According to sources familiar with the matter, Germany had pushed back against strict origin rules, citing the integration of EU steelmaking with global raw materials and automotive supply chains. The trusted partner mechanism appeared to reflect that pressure.

At the same time, the draft maintained plans for a carbon intensity label for steel, intended to differentiate low-carbon production – a key objective for EU mills investing in electric-arc furnaces (EAFs) and hydrogen-based direct-reduced iron (DRI) modules.

The practical effect will depend on the still-unpublished annexes defining which steel products will be covered, the origin thresholds and the carbon emissions intensity methodology, Fastmarkets understands.

Steel industry stakeholders agreed that IIA had the potential to “unlock” green steel demand through public procurement.

The shortage of public infrastructure projects in Europe that are capable of mandating green steel procurement has been deemed a significant obstacle to stimulating demand for low-carbon steel, Fastmarkets heard.

“If authorities do not push for green steel use through public procurement, then [green steel] will remain a niche market,” a mill source said.

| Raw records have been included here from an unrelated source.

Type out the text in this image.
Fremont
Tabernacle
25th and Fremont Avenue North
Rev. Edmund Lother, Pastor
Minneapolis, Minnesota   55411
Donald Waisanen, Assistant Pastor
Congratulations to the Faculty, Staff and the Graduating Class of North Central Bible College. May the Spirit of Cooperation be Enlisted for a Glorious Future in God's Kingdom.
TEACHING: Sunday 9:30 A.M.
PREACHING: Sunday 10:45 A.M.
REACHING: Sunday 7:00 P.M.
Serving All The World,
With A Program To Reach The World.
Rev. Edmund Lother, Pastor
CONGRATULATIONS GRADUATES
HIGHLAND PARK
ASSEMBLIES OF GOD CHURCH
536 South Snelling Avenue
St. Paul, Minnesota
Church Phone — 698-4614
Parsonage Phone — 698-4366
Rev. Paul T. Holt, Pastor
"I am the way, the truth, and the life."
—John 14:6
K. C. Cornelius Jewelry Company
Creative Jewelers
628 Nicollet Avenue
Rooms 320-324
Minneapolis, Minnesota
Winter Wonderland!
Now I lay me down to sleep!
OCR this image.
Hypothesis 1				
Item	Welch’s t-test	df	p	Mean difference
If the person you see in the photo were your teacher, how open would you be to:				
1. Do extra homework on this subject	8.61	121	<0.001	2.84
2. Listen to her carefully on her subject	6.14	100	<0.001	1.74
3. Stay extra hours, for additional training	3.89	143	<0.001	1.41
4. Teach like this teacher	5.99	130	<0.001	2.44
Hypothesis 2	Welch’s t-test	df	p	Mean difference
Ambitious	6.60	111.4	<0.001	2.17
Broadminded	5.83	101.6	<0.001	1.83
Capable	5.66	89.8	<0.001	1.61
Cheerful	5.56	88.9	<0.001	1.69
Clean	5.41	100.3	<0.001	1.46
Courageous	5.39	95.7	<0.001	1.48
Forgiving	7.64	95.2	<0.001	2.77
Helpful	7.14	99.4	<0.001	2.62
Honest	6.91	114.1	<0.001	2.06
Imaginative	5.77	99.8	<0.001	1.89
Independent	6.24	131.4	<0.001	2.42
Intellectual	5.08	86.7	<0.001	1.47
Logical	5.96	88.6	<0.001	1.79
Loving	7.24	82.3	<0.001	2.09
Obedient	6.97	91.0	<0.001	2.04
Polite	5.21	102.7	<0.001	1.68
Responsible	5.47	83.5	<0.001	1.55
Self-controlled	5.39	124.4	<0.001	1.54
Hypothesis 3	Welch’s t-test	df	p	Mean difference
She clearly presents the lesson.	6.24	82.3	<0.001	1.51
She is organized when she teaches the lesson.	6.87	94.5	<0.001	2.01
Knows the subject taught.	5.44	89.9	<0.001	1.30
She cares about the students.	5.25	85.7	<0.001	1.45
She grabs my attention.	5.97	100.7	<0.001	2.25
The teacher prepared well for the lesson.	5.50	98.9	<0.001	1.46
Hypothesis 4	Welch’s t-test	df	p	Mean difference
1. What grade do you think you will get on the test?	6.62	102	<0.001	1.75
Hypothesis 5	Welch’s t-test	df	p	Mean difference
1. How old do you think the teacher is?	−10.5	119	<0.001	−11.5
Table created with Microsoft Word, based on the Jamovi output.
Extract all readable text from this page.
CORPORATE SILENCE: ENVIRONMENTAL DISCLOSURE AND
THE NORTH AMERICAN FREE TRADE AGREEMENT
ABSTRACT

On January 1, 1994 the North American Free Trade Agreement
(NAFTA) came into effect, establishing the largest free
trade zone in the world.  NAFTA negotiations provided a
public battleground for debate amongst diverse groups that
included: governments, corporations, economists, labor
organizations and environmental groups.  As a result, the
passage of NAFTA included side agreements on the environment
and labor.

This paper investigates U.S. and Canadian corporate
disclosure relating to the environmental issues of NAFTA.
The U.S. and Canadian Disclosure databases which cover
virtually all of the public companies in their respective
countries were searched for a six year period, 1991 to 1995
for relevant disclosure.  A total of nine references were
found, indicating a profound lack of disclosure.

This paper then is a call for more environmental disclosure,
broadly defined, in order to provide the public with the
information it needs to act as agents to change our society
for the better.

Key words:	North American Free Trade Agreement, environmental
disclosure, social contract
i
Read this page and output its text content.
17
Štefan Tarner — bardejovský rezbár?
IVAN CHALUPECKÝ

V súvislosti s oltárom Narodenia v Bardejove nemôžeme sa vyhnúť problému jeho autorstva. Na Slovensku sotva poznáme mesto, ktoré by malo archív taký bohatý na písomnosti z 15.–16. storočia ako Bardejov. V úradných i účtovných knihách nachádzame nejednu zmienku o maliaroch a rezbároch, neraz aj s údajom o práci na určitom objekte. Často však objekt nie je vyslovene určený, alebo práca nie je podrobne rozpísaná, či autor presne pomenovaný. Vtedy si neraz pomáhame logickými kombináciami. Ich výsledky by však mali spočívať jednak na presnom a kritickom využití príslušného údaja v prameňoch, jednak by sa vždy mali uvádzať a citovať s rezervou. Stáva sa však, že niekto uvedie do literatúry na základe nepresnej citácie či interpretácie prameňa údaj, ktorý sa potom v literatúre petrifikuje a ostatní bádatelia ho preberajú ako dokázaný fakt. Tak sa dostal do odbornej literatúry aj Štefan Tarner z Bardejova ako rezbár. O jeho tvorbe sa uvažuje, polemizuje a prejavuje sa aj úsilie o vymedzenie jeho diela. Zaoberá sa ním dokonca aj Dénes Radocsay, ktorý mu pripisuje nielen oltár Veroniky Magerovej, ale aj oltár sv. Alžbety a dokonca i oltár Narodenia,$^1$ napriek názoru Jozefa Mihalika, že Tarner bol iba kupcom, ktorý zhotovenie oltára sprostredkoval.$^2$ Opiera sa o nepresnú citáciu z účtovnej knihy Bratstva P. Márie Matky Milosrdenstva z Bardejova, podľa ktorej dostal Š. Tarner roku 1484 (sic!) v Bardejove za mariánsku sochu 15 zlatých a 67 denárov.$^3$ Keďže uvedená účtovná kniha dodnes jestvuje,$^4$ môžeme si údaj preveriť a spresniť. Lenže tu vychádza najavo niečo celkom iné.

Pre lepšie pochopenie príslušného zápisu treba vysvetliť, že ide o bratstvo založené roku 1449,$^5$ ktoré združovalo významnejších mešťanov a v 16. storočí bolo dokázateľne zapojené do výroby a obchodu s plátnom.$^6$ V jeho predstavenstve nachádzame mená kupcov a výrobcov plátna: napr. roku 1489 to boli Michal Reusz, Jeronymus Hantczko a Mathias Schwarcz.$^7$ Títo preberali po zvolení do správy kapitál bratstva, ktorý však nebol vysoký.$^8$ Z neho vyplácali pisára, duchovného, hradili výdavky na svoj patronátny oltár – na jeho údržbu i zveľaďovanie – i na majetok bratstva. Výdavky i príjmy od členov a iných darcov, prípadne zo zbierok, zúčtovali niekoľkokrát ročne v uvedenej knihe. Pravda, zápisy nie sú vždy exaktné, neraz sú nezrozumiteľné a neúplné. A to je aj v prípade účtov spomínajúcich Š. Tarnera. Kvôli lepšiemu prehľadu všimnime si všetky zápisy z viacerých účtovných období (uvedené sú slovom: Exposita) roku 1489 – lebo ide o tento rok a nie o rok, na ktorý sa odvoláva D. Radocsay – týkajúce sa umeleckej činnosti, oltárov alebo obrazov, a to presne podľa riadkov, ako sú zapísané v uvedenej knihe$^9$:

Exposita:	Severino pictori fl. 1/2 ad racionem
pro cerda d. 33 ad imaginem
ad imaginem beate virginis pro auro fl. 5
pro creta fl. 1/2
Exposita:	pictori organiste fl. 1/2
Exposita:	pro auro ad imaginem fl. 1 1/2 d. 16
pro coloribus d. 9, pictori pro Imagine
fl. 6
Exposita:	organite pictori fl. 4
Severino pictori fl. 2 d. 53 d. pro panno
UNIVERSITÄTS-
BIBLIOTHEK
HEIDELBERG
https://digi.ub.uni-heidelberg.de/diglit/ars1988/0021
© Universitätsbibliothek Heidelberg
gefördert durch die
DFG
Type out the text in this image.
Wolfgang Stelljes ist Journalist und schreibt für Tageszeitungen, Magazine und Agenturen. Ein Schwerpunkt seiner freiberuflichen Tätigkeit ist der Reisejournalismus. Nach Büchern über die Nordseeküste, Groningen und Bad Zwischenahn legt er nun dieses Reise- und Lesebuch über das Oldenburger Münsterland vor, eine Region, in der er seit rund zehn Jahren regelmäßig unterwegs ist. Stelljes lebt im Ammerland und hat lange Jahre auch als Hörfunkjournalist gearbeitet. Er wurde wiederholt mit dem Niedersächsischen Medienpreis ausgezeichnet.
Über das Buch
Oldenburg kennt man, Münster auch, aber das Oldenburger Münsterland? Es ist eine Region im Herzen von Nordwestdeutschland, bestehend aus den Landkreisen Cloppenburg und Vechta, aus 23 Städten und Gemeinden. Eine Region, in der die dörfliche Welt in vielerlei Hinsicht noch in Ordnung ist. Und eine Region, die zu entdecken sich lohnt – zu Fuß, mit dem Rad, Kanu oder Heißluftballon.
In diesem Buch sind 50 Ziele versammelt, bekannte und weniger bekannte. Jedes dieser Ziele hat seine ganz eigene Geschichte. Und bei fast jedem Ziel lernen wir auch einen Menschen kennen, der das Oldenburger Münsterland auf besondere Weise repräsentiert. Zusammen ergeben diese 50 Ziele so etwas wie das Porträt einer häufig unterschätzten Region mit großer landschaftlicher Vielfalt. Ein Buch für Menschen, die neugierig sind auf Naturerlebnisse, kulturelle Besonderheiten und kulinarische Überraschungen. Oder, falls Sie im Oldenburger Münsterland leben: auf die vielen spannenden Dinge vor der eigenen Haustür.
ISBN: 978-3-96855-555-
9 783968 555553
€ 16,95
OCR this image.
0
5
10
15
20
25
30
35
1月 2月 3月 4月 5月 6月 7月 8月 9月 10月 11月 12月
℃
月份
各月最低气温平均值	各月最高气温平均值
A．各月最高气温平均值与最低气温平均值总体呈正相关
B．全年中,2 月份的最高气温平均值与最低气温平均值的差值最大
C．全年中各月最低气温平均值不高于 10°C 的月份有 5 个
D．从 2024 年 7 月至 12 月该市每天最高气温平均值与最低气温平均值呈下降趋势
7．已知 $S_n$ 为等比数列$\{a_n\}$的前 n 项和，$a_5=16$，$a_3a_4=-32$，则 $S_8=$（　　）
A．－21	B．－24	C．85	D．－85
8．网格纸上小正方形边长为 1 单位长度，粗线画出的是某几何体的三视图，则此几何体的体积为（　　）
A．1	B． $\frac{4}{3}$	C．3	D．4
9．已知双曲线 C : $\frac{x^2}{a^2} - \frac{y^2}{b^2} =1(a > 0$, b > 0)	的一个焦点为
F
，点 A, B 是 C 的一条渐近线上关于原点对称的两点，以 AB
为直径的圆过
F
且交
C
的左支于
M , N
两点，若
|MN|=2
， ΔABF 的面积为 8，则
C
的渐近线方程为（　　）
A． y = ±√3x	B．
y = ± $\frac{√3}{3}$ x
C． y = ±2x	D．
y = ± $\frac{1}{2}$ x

“The effect of energy prices and also the cost of steel within the green transformation [are among] the key issues,” the distributor source said. “The distribution of green steel will be working… if we make green steel, put a label on it and make it part of public procurement.”

Reflecting the muted trading environment, Fastmarkets’ weekly assessment of the green steel, domestic, flat-rolled, differential to HRC index, exw Northern Europe, remained at €100-150 *$119-178)  per tonne on February 12.